Around this time, a new student could come to stay at Xavier’s school. Kitty Pryde seems the obvious choice here as that’s what she was created for, and she was the point-of-view character for much of Astonishing X-Men. Given this approach, Magneto could also send the mutant assassin Wolverine to infiltrate and undermine Xavier’s school, and especially the team that’s being put together to oppose the Brotherhood.
The Brotherhood’s aggressions could then force Xavier’s students out of the shadows. Taking a page from Astonishing (and some other stories), they might decide to appropriate the iconography of superheroes (the Avengers) to present themselves as something the public knows and loves.
The team would then set out to oppose the Brotherhood. At a crucial moment, after spending time with the X-Men and learning about Xavier’s dream, Wolverine could then switch sides and help the X-Men to defeat the Brotherhood (another beat from Ultimate X-Men). Magneto would obviously escape, putting him on the path to becoming the most complex and conflicted villain in the MCU since Loki.

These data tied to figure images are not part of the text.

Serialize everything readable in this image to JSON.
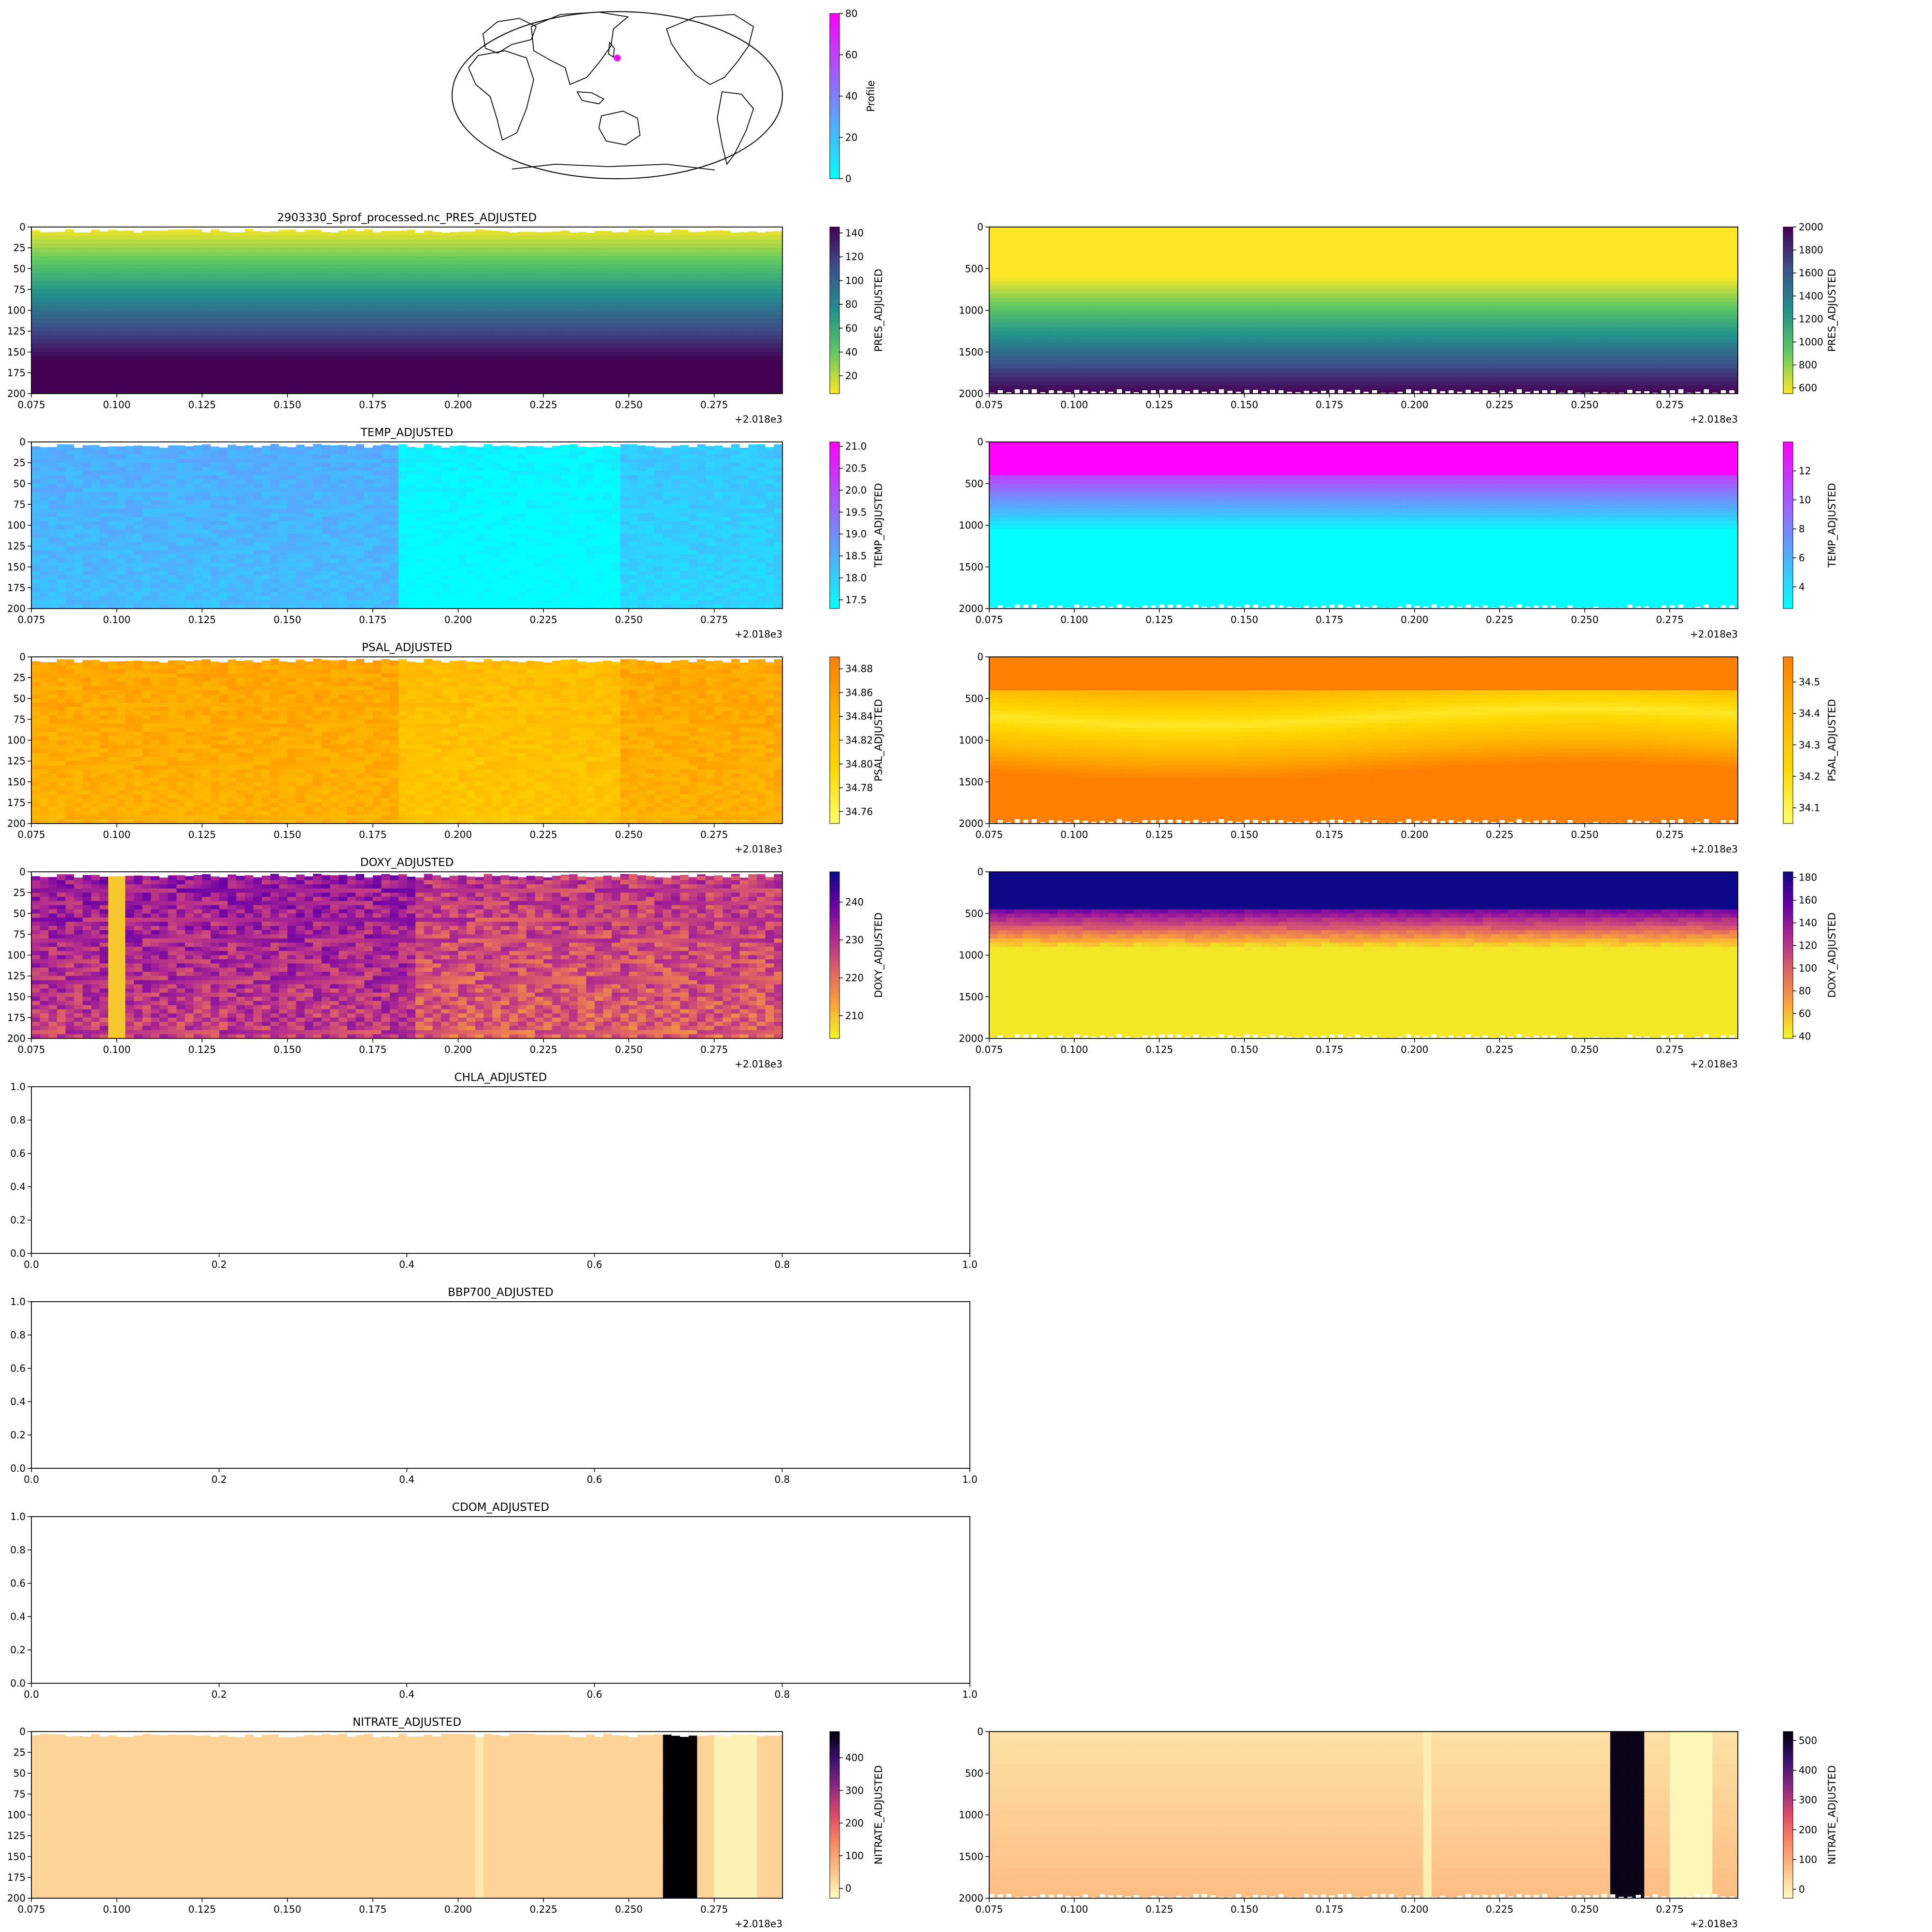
{
  "figure_suffix": "+2.018e3",
  "map": {
    "colorbar": {
      "label": "Profile",
      "ticks": [
        "0",
        "20",
        "40",
        "60",
        "80"
      ],
      "cmap": [
        "#00ffff",
        "#ff00ff"
      ]
    },
    "marker_color": "#ff00ff"
  },
  "chart_data": [
    {
      "id": "pres-shallow",
      "type": "heatmap",
      "title": "2903330_Sprof_processed.nc_PRES_ADJUSTED",
      "x": [
        0.075,
        0.295
      ],
      "x_ticks": [
        "0.075",
        "0.100",
        "0.125",
        "0.150",
        "0.175",
        "0.200",
        "0.225",
        "0.250",
        "0.275"
      ],
      "y_range": [
        0,
        200
      ],
      "y_ticks": [
        "0",
        "25",
        "50",
        "75",
        "100",
        "125",
        "150",
        "175",
        "200"
      ],
      "colorbar": {
        "label": "PRES_ADJUSTED",
        "ticks": [
          "20",
          "40",
          "60",
          "80",
          "100",
          "120",
          "140"
        ],
        "range": [
          5,
          145
        ]
      },
      "cmap": [
        "#fde725",
        "#5ec962",
        "#21918c",
        "#3b528b",
        "#440154"
      ]
    },
    {
      "id": "pres-deep",
      "type": "heatmap",
      "title": "",
      "x": [
        0.075,
        0.295
      ],
      "x_ticks": [
        "0.075",
        "0.100",
        "0.125",
        "0.150",
        "0.175",
        "0.200",
        "0.225",
        "0.250",
        "0.275"
      ],
      "y_range": [
        0,
        2000
      ],
      "y_ticks": [
        "0",
        "500",
        "1000",
        "1500",
        "2000"
      ],
      "colorbar": {
        "label": "PRES_ADJUSTED",
        "ticks": [
          "600",
          "800",
          "1000",
          "1200",
          "1400",
          "1600",
          "1800",
          "2000"
        ],
        "range": [
          550,
          2000
        ]
      },
      "cmap": [
        "#fde725",
        "#5ec962",
        "#21918c",
        "#3b528b",
        "#440154"
      ]
    },
    {
      "id": "temp-shallow",
      "type": "heatmap",
      "title": "TEMP_ADJUSTED",
      "x": [
        0.075,
        0.295
      ],
      "x_ticks": [
        "0.075",
        "0.100",
        "0.125",
        "0.150",
        "0.175",
        "0.200",
        "0.225",
        "0.250",
        "0.275"
      ],
      "y_range": [
        0,
        200
      ],
      "y_ticks": [
        "0",
        "25",
        "50",
        "75",
        "100",
        "125",
        "150",
        "175",
        "200"
      ],
      "colorbar": {
        "label": "TEMP_ADJUSTED",
        "ticks": [
          "17.5",
          "18.0",
          "18.5",
          "19.0",
          "19.5",
          "20.0",
          "20.5",
          "21.0"
        ],
        "range": [
          17.3,
          21.1
        ]
      },
      "cmap": [
        "#00ffff",
        "#ff00ff"
      ]
    },
    {
      "id": "temp-deep",
      "type": "heatmap",
      "title": "",
      "x": [
        0.075,
        0.295
      ],
      "x_ticks": [
        "0.075",
        "0.100",
        "0.125",
        "0.150",
        "0.175",
        "0.200",
        "0.225",
        "0.250",
        "0.275"
      ],
      "y_range": [
        0,
        2000
      ],
      "y_ticks": [
        "0",
        "500",
        "1000",
        "1500",
        "2000"
      ],
      "colorbar": {
        "label": "TEMP_ADJUSTED",
        "ticks": [
          "4",
          "6",
          "8",
          "10",
          "12"
        ],
        "range": [
          2.5,
          14
        ]
      },
      "cmap": [
        "#00ffff",
        "#ff00ff"
      ]
    },
    {
      "id": "psal-shallow",
      "type": "heatmap",
      "title": "PSAL_ADJUSTED",
      "x": [
        0.075,
        0.295
      ],
      "x_ticks": [
        "0.075",
        "0.100",
        "0.125",
        "0.150",
        "0.175",
        "0.200",
        "0.225",
        "0.250",
        "0.275"
      ],
      "y_range": [
        0,
        200
      ],
      "y_ticks": [
        "0",
        "25",
        "50",
        "75",
        "100",
        "125",
        "150",
        "175",
        "200"
      ],
      "colorbar": {
        "label": "PSAL_ADJUSTED",
        "ticks": [
          "34.76",
          "34.78",
          "34.80",
          "34.82",
          "34.84",
          "34.86",
          "34.88"
        ],
        "range": [
          34.75,
          34.89
        ]
      },
      "cmap": [
        "#ffff66",
        "#ffd700",
        "#ffb300",
        "#ff7f00"
      ]
    },
    {
      "id": "psal-deep",
      "type": "heatmap",
      "title": "",
      "x": [
        0.075,
        0.295
      ],
      "x_ticks": [
        "0.075",
        "0.100",
        "0.125",
        "0.150",
        "0.175",
        "0.200",
        "0.225",
        "0.250",
        "0.275"
      ],
      "y_range": [
        0,
        2000
      ],
      "y_ticks": [
        "0",
        "500",
        "1000",
        "1500",
        "2000"
      ],
      "colorbar": {
        "label": "PSAL_ADJUSTED",
        "ticks": [
          "34.1",
          "34.2",
          "34.3",
          "34.4",
          "34.5"
        ],
        "range": [
          34.05,
          34.58
        ]
      },
      "cmap": [
        "#ffff66",
        "#ffd700",
        "#ffb300",
        "#ff7f00"
      ]
    },
    {
      "id": "doxy-shallow",
      "type": "heatmap",
      "title": "DOXY_ADJUSTED",
      "x": [
        0.075,
        0.295
      ],
      "x_ticks": [
        "0.075",
        "0.100",
        "0.125",
        "0.150",
        "0.175",
        "0.200",
        "0.225",
        "0.250",
        "0.275"
      ],
      "y_range": [
        0,
        200
      ],
      "y_ticks": [
        "0",
        "25",
        "50",
        "75",
        "100",
        "125",
        "150",
        "175",
        "200"
      ],
      "colorbar": {
        "label": "DOXY_ADJUSTED",
        "ticks": [
          "210",
          "220",
          "230",
          "240"
        ],
        "range": [
          204,
          248
        ]
      },
      "cmap": [
        "#f0f921",
        "#fca636",
        "#e16462",
        "#b12a90",
        "#6a00a8",
        "#0d0887"
      ]
    },
    {
      "id": "doxy-deep",
      "type": "heatmap",
      "title": "",
      "x": [
        0.075,
        0.295
      ],
      "x_ticks": [
        "0.075",
        "0.100",
        "0.125",
        "0.150",
        "0.175",
        "0.200",
        "0.225",
        "0.250",
        "0.275"
      ],
      "y_range": [
        0,
        2000
      ],
      "y_ticks": [
        "0",
        "500",
        "1000",
        "1500",
        "2000"
      ],
      "colorbar": {
        "label": "DOXY_ADJUSTED",
        "ticks": [
          "40",
          "60",
          "80",
          "100",
          "120",
          "140",
          "160",
          "180"
        ],
        "range": [
          38,
          185
        ]
      },
      "cmap": [
        "#f0f921",
        "#fca636",
        "#e16462",
        "#b12a90",
        "#6a00a8",
        "#0d0887"
      ]
    },
    {
      "id": "chla",
      "type": "empty",
      "title": "CHLA_ADJUSTED",
      "x_ticks": [
        "0.0",
        "0.2",
        "0.4",
        "0.6",
        "0.8",
        "1.0"
      ],
      "y_ticks": [
        "0.0",
        "0.2",
        "0.4",
        "0.6",
        "0.8",
        "1.0"
      ]
    },
    {
      "id": "bbp700",
      "type": "empty",
      "title": "BBP700_ADJUSTED",
      "x_ticks": [
        "0.0",
        "0.2",
        "0.4",
        "0.6",
        "0.8",
        "1.0"
      ],
      "y_ticks": [
        "0.0",
        "0.2",
        "0.4",
        "0.6",
        "0.8",
        "1.0"
      ]
    },
    {
      "id": "cdom",
      "type": "empty",
      "title": "CDOM_ADJUSTED",
      "x_ticks": [
        "0.0",
        "0.2",
        "0.4",
        "0.6",
        "0.8",
        "1.0"
      ],
      "y_ticks": [
        "0.0",
        "0.2",
        "0.4",
        "0.6",
        "0.8",
        "1.0"
      ]
    },
    {
      "id": "nitrate-shallow",
      "type": "heatmap",
      "title": "NITRATE_ADJUSTED",
      "x": [
        0.075,
        0.295
      ],
      "x_ticks": [
        "0.075",
        "0.100",
        "0.125",
        "0.150",
        "0.175",
        "0.200",
        "0.225",
        "0.250",
        "0.275"
      ],
      "y_range": [
        0,
        200
      ],
      "y_ticks": [
        "0",
        "25",
        "50",
        "75",
        "100",
        "125",
        "150",
        "175",
        "200"
      ],
      "colorbar": {
        "label": "NITRATE_ADJUSTED",
        "ticks": [
          "0",
          "100",
          "200",
          "300",
          "400"
        ],
        "range": [
          -30,
          480
        ]
      },
      "cmap": [
        "#fcfdbf",
        "#fec287",
        "#fb8861",
        "#de4968",
        "#8c2981",
        "#3b0f70",
        "#000004"
      ]
    },
    {
      "id": "nitrate-deep",
      "type": "heatmap",
      "title": "",
      "x": [
        0.075,
        0.295
      ],
      "x_ticks": [
        "0.075",
        "0.100",
        "0.125",
        "0.150",
        "0.175",
        "0.200",
        "0.225",
        "0.250",
        "0.275"
      ],
      "y_range": [
        0,
        2000
      ],
      "y_ticks": [
        "0",
        "500",
        "1000",
        "1500",
        "2000"
      ],
      "colorbar": {
        "label": "NITRATE_ADJUSTED",
        "ticks": [
          "0",
          "100",
          "200",
          "300",
          "400",
          "500"
        ],
        "range": [
          -30,
          530
        ]
      },
      "cmap": [
        "#fcfdbf",
        "#fec287",
        "#fb8861",
        "#de4968",
        "#8c2981",
        "#3b0f70",
        "#000004"
      ]
    }
  ]
}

The film could then end with a scene taken straight from New X-Men, one that echoes the endings of Iron Man and Black Panther. Charles Xavier holds a press conference and tells a television audience, “My name is Charles Xavier, also known as Professor X. And I am a mutant,” revealing himself and his mutant school to the world.
This approach seems very true to what modern X-Men comics have been as well as how Marvel Studios does things. Beside Professor X, Magneto, Wolverine, and maybe Kitty Pryde, there’s room to insert almost any character into the plotline. Storm has a history with Black Panther in the comics. This could be used to introduce her early in a Black Panther movie or to connect the two later, though it’s important to her character arc that Storm’s meeting with T’Challa and exposure to Wakanda not undercut Professor X’s request for her to leave her tribe to share her gifts with the world.

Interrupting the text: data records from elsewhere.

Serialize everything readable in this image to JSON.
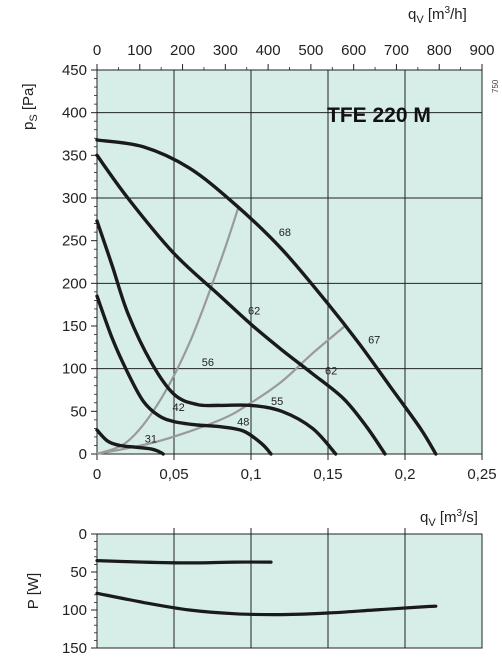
{
  "chart_data": [
    {
      "type": "line",
      "title": "TFE  220 M",
      "xlabel": "qV [m3/s]",
      "x2label": "qV [m3/h]",
      "ylabel": "pS [Pa]",
      "side_label": "750",
      "xlim": [
        0,
        0.25
      ],
      "ylim": [
        0,
        450
      ],
      "x2lim": [
        0,
        900
      ],
      "x_ticks": [
        "0",
        "0,05",
        "0,1",
        "0,15",
        "0,2",
        "0,25"
      ],
      "x2_ticks": [
        "0",
        "100",
        "200",
        "300",
        "400",
        "500",
        "600",
        "700",
        "800",
        "900"
      ],
      "y_ticks": [
        "0",
        "50",
        "100",
        "150",
        "200",
        "250",
        "300",
        "350",
        "400",
        "450"
      ],
      "fan_curves": [
        {
          "x": [
            0,
            0.03,
            0.06,
            0.09,
            0.12,
            0.15,
            0.17,
            0.19,
            0.21,
            0.22
          ],
          "y": [
            368,
            360,
            335,
            292,
            240,
            176,
            130,
            80,
            30,
            0
          ]
        },
        {
          "x": [
            0,
            0.02,
            0.05,
            0.08,
            0.1,
            0.12,
            0.14,
            0.16,
            0.175,
            0.187
          ],
          "y": [
            350,
            300,
            235,
            185,
            152,
            122,
            94,
            65,
            32,
            0
          ]
        },
        {
          "x": [
            0,
            0.01,
            0.02,
            0.035,
            0.05,
            0.065,
            0.08,
            0.1,
            0.12,
            0.14,
            0.155
          ],
          "y": [
            273,
            220,
            165,
            108,
            70,
            58,
            57,
            57,
            50,
            30,
            0
          ]
        },
        {
          "x": [
            0,
            0.01,
            0.02,
            0.03,
            0.04,
            0.05,
            0.065,
            0.08,
            0.095,
            0.107,
            0.113
          ],
          "y": [
            185,
            135,
            95,
            62,
            45,
            38,
            34,
            32,
            27,
            12,
            0
          ]
        },
        {
          "x": [
            0,
            0.007,
            0.015,
            0.025,
            0.035,
            0.04,
            0.043
          ],
          "y": [
            28,
            15,
            10,
            8,
            6,
            3,
            0
          ]
        }
      ],
      "system_curves": [
        {
          "x": [
            0,
            0.02,
            0.04,
            0.06,
            0.08,
            0.092
          ],
          "y": [
            0,
            15,
            60,
            130,
            225,
            290
          ]
        },
        {
          "x": [
            0,
            0.04,
            0.08,
            0.1,
            0.12,
            0.14,
            0.161
          ],
          "y": [
            0,
            15,
            40,
            60,
            85,
            118,
            150
          ]
        }
      ],
      "curve_labels": [
        {
          "text": "68",
          "x": 0.122,
          "y": 260
        },
        {
          "text": "62",
          "x": 0.102,
          "y": 168
        },
        {
          "text": "67",
          "x": 0.18,
          "y": 134
        },
        {
          "text": "56",
          "x": 0.072,
          "y": 108
        },
        {
          "text": "62",
          "x": 0.152,
          "y": 98
        },
        {
          "text": "42",
          "x": 0.053,
          "y": 55
        },
        {
          "text": "55",
          "x": 0.117,
          "y": 62
        },
        {
          "text": "48",
          "x": 0.095,
          "y": 38
        },
        {
          "text": "31",
          "x": 0.035,
          "y": 18
        }
      ]
    },
    {
      "type": "line",
      "ylabel": "P [W]",
      "xlim": [
        0,
        0.25
      ],
      "ylim": [
        0,
        150
      ],
      "y_ticks": [
        "0",
        "50",
        "100",
        "150"
      ],
      "series": [
        {
          "x": [
            0,
            0.03,
            0.06,
            0.09,
            0.113
          ],
          "y": [
            35,
            37,
            38,
            37,
            37
          ]
        },
        {
          "x": [
            0,
            0.03,
            0.06,
            0.09,
            0.12,
            0.15,
            0.18,
            0.21,
            0.22
          ],
          "y": [
            78,
            90,
            100,
            105,
            106,
            104,
            100,
            96,
            95
          ]
        }
      ]
    }
  ]
}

As another example, Rogue is a key character in the life of Carol Danvers. She could be introduced in a Captain Marvel sequel and then, regretting her actions, serve as the point-of-view new student in the X-Men movie, (though this may be too similar to how the original X-Men movies went about things. Alternatively, she could take Wolverine’s place as the Brotherhood’s plant within the Xavier school if Marvel Studios would rather introduce Wolverine as a solo hero, which seems like a reasonable possibility.

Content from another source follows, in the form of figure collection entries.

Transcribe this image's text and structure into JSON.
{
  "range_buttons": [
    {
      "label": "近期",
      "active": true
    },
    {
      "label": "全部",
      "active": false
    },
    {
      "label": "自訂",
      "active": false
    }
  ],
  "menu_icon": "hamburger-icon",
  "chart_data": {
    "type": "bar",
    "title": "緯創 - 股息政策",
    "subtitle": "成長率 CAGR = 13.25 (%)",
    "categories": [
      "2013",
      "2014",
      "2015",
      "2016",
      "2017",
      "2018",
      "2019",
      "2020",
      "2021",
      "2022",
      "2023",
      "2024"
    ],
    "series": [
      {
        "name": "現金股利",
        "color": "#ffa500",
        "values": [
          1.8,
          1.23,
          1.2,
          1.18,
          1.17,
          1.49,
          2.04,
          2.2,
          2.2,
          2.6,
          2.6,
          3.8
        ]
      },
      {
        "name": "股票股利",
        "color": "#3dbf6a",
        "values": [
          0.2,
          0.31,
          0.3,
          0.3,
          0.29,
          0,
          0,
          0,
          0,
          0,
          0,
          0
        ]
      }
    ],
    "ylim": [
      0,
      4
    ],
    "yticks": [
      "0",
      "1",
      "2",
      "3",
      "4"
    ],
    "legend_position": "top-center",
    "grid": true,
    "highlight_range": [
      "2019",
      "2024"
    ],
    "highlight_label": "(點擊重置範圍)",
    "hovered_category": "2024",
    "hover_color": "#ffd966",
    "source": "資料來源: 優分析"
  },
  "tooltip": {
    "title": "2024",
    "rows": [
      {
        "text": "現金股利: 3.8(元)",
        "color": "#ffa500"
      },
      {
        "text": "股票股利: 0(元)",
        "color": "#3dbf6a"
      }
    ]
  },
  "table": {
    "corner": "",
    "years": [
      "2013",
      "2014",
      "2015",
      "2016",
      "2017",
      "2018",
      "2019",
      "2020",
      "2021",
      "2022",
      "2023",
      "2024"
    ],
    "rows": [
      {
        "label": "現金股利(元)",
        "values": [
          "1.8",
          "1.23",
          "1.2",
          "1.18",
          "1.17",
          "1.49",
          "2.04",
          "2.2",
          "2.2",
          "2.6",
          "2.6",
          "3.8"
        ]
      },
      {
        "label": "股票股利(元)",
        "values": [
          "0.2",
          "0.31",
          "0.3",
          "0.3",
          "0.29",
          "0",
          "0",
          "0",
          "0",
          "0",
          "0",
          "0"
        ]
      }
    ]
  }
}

And if you’re wondering how the X-Men may look physically in the Marvel Cinematic Universe, look to John Cassaday’s costume designs in Astonishing X-Men. The way he blends traditional superhero aesthetic with modern practicality, adding seams and texture to give the costumes more weight than simple “yellow spandex,” would be right at home with the Marvel Studios approach to costume design.
This is just one projection of how the X-Men can work in the MCU. It would avoid breaking the universe’s continuity, and also allows the X-Men to fit in with the Marvel Studios’ style of superhero storytelling without sacrificing their metaphorical value. It may be years before we see mutants in the Marvel Cinematic Universe, but just considering it reveals the potential therein.